OmniFuse: Composite Degradation-Robust Image Fusion With Language-Driven Semantics
Hao Zhang, Lei Cao, Xuhui Zuo, Zhenfeng Shao, Jiayi Ma
Abstract
Existing image fusion methods struggle to accommodate composite degradation and do not support users flexibly modulating the semantic objects of interest. To address these challenges, this study proposes a composite degradation-robust image fusion framework with language-driven semantics, called OmniFuse. Firstly, OmniFuse establishes a novel multi-modal information fusion paradigm based on the latent diffusion model (LDM). By projecting the information fusion function into the latent space of the LDM, the information fusion process is seamlessly integrated with the diffusion process. Thus, OmniFuse fully leverages the powerful generative capabilities of LDM to eliminate composite degradation, thereby achieving highly robust image fusion. Secondly, OmniFuse develops a language-driven controllable fusion strategy to strengthen fusion flexibility.

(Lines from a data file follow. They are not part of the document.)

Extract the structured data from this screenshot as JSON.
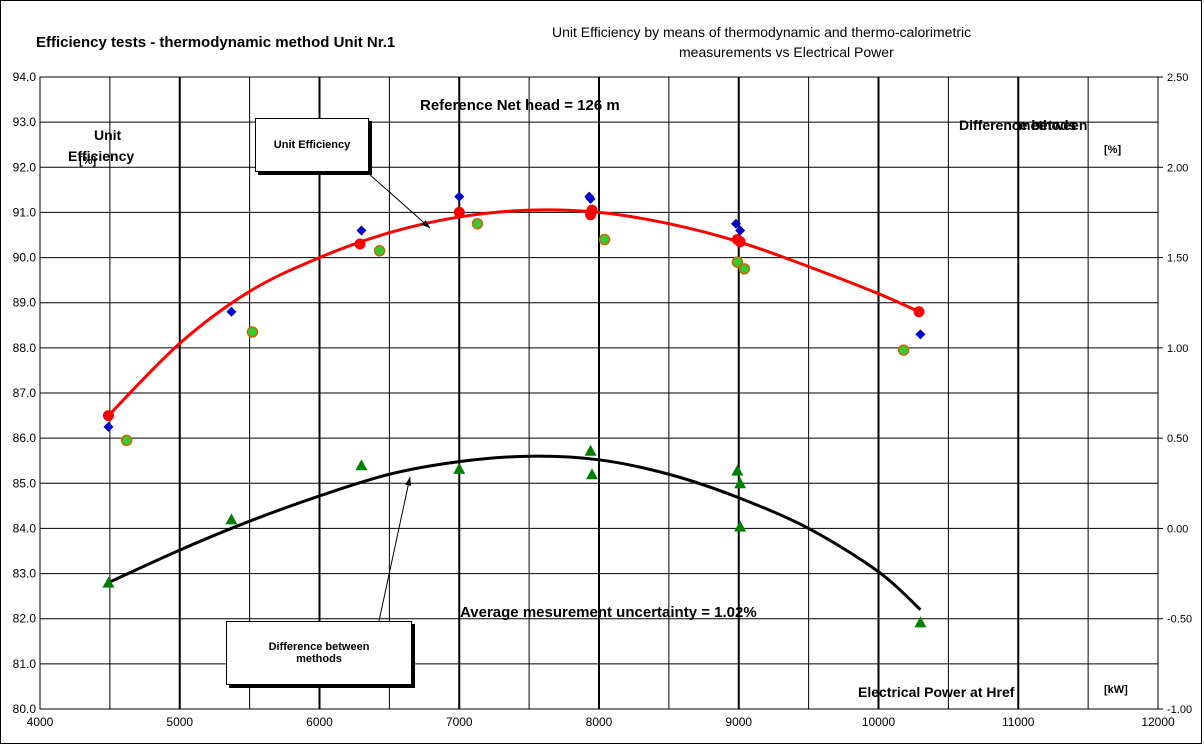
{
  "title": "Efficiency tests - thermodynamic method Unit Nr.1",
  "subtitle_line1": "Unit Efficiency by means of thermodynamic and thermo-calorimetric",
  "subtitle_line2": "measurements vs Electrical Power",
  "left_axis_label_line1": "Unit",
  "left_axis_label_line2": "Efficiency",
  "left_axis_unit": "[%]",
  "right_axis_label_line1": "Difference between",
  "right_axis_label_line2": "methods",
  "right_axis_unit": "[%]",
  "x_axis_label": "Electrical Power at Href",
  "x_axis_unit": "[kW]",
  "annotation_reference": "Reference Net head  = 126 m",
  "annotation_uncertainty": "Average mesurement uncertainty = 1.02%",
  "callout_unit_efficiency": "Unit Efficiency",
  "callout_difference_line1": "Difference between",
  "callout_difference_line2": "methods",
  "colors": {
    "unit_efficiency": "#ff0000",
    "thermodynamic": "#0000cc",
    "thermo_calorimetric_fill": "#33cc33",
    "thermo_calorimetric_edge": "#cc6600",
    "difference": "#008000",
    "difference_curve": "#000000"
  },
  "chart_data": {
    "type": "scatter",
    "x_ticks": [
      4000,
      5000,
      6000,
      7000,
      8000,
      9000,
      10000,
      11000,
      12000
    ],
    "y_ticks": [
      "80.0",
      "81.0",
      "82.0",
      "83.0",
      "84.0",
      "85.0",
      "86.0",
      "87.0",
      "88.0",
      "89.0",
      "90.0",
      "91.0",
      "92.0",
      "93.0",
      "94.0"
    ],
    "y2_ticks": [
      "-1.00",
      "-0.50",
      "0.00",
      "0.50",
      "1.00",
      "1.50",
      "2.00",
      "2.50"
    ],
    "xlim": [
      4000,
      12000
    ],
    "ylim": [
      80,
      94
    ],
    "y2lim": [
      -1,
      2.5
    ],
    "grid": true,
    "series": [
      {
        "marker": "circle",
        "axis": "left",
        "points": [
          [
            4490,
            86.5
          ],
          [
            6290,
            90.3
          ],
          [
            7000,
            91.0
          ],
          [
            7940,
            90.95
          ],
          [
            7950,
            91.05
          ],
          [
            8990,
            90.4
          ],
          [
            9010,
            90.35
          ],
          [
            10290,
            88.8
          ]
        ]
      },
      {
        "marker": "diamond",
        "axis": "left",
        "points": [
          [
            4490,
            86.25
          ],
          [
            5370,
            88.8
          ],
          [
            6300,
            90.6
          ],
          [
            7000,
            91.35
          ],
          [
            7930,
            91.35
          ],
          [
            7940,
            91.3
          ],
          [
            8980,
            90.75
          ],
          [
            9010,
            90.6
          ],
          [
            10300,
            88.3
          ]
        ]
      },
      {
        "marker": "circle-edged",
        "axis": "left",
        "points": [
          [
            4620,
            85.95
          ],
          [
            5520,
            88.35
          ],
          [
            6430,
            90.15
          ],
          [
            7130,
            90.75
          ],
          [
            8040,
            90.4
          ],
          [
            8990,
            89.9
          ],
          [
            9040,
            89.75
          ],
          [
            10180,
            87.95
          ]
        ]
      },
      {
        "marker": "triangle",
        "axis": "right",
        "points": [
          [
            4490,
            -0.3
          ],
          [
            5370,
            0.05
          ],
          [
            6300,
            0.35
          ],
          [
            7000,
            0.33
          ],
          [
            7940,
            0.43
          ],
          [
            7950,
            0.3
          ],
          [
            8990,
            0.32
          ],
          [
            9010,
            0.25
          ],
          [
            9010,
            0.01
          ],
          [
            10300,
            -0.52
          ]
        ]
      }
    ],
    "trend_unit_efficiency": [
      [
        4490,
        86.5
      ],
      [
        5000,
        88.1
      ],
      [
        5500,
        89.25
      ],
      [
        6000,
        90.0
      ],
      [
        6500,
        90.55
      ],
      [
        7000,
        90.9
      ],
      [
        7500,
        91.05
      ],
      [
        8000,
        91.0
      ],
      [
        8500,
        90.75
      ],
      [
        9000,
        90.35
      ],
      [
        9500,
        89.8
      ],
      [
        10000,
        89.2
      ],
      [
        10290,
        88.8
      ]
    ],
    "trend_difference": [
      [
        4490,
        -0.3
      ],
      [
        5000,
        -0.12
      ],
      [
        5500,
        0.04
      ],
      [
        6000,
        0.18
      ],
      [
        6500,
        0.3
      ],
      [
        7000,
        0.37
      ],
      [
        7500,
        0.4
      ],
      [
        8000,
        0.38
      ],
      [
        8500,
        0.3
      ],
      [
        9000,
        0.17
      ],
      [
        9500,
        0.0
      ],
      [
        10000,
        -0.24
      ],
      [
        10300,
        -0.45
      ]
    ]
  }
}
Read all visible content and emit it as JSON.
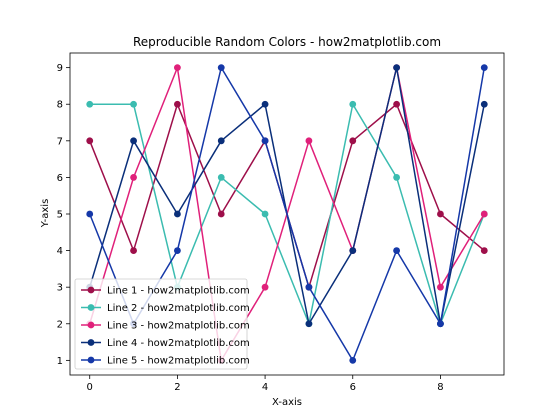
{
  "chart_data": {
    "type": "line",
    "title": "Reproducible Random Colors - how2matplotlib.com",
    "xlabel": "X-axis",
    "ylabel": "Y-axis",
    "x": [
      0,
      1,
      2,
      3,
      4,
      5,
      6,
      7,
      8,
      9
    ],
    "xlim": [
      -0.45,
      9.45
    ],
    "ylim": [
      0.6,
      9.4
    ],
    "xticks": [
      0,
      2,
      4,
      6,
      8
    ],
    "yticks": [
      1,
      2,
      3,
      4,
      5,
      6,
      7,
      8,
      9
    ],
    "grid": false,
    "legend_position": "lower-left",
    "series": [
      {
        "name": "Line 1 - how2matplotlib.com",
        "color": "#9e0f4a",
        "values": [
          7,
          4,
          8,
          5,
          7,
          3,
          7,
          8,
          5,
          4
        ]
      },
      {
        "name": "Line 2 - how2matplotlib.com",
        "color": "#3bbcb0",
        "values": [
          8,
          8,
          3,
          6,
          5,
          2,
          8,
          6,
          2,
          5
        ]
      },
      {
        "name": "Line 3 - how2matplotlib.com",
        "color": "#e0207a",
        "values": [
          2,
          6,
          9,
          1,
          3,
          7,
          4,
          9,
          3,
          5
        ]
      },
      {
        "name": "Line 4 - how2matplotlib.com",
        "color": "#0a2f7a",
        "values": [
          3,
          7,
          5,
          7,
          8,
          2,
          4,
          9,
          2,
          8
        ]
      },
      {
        "name": "Line 5 - how2matplotlib.com",
        "color": "#1538a8",
        "values": [
          5,
          2,
          4,
          9,
          7,
          3,
          1,
          4,
          2,
          9
        ]
      }
    ]
  }
}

It employs a language-driven feature fusion module (LFFM) to receive the specified localization priori, dynamically aggregating multi-modal features. Within LFFM, a visual enhancement regularization is introduced to highlight objects of interest for capturing perceptual attention, while reverse semantic driving is established to strengthen their semantic attributes. Together, the visual and semantic constraints can implicitly correct the imperfect localization priori, further refining the accuracy of language-driven control. Extensive experiments demonstrate the omnipotent performance of OmniFuse, with significant advantages in robustness and flexibility compared to state-of-the-art methods.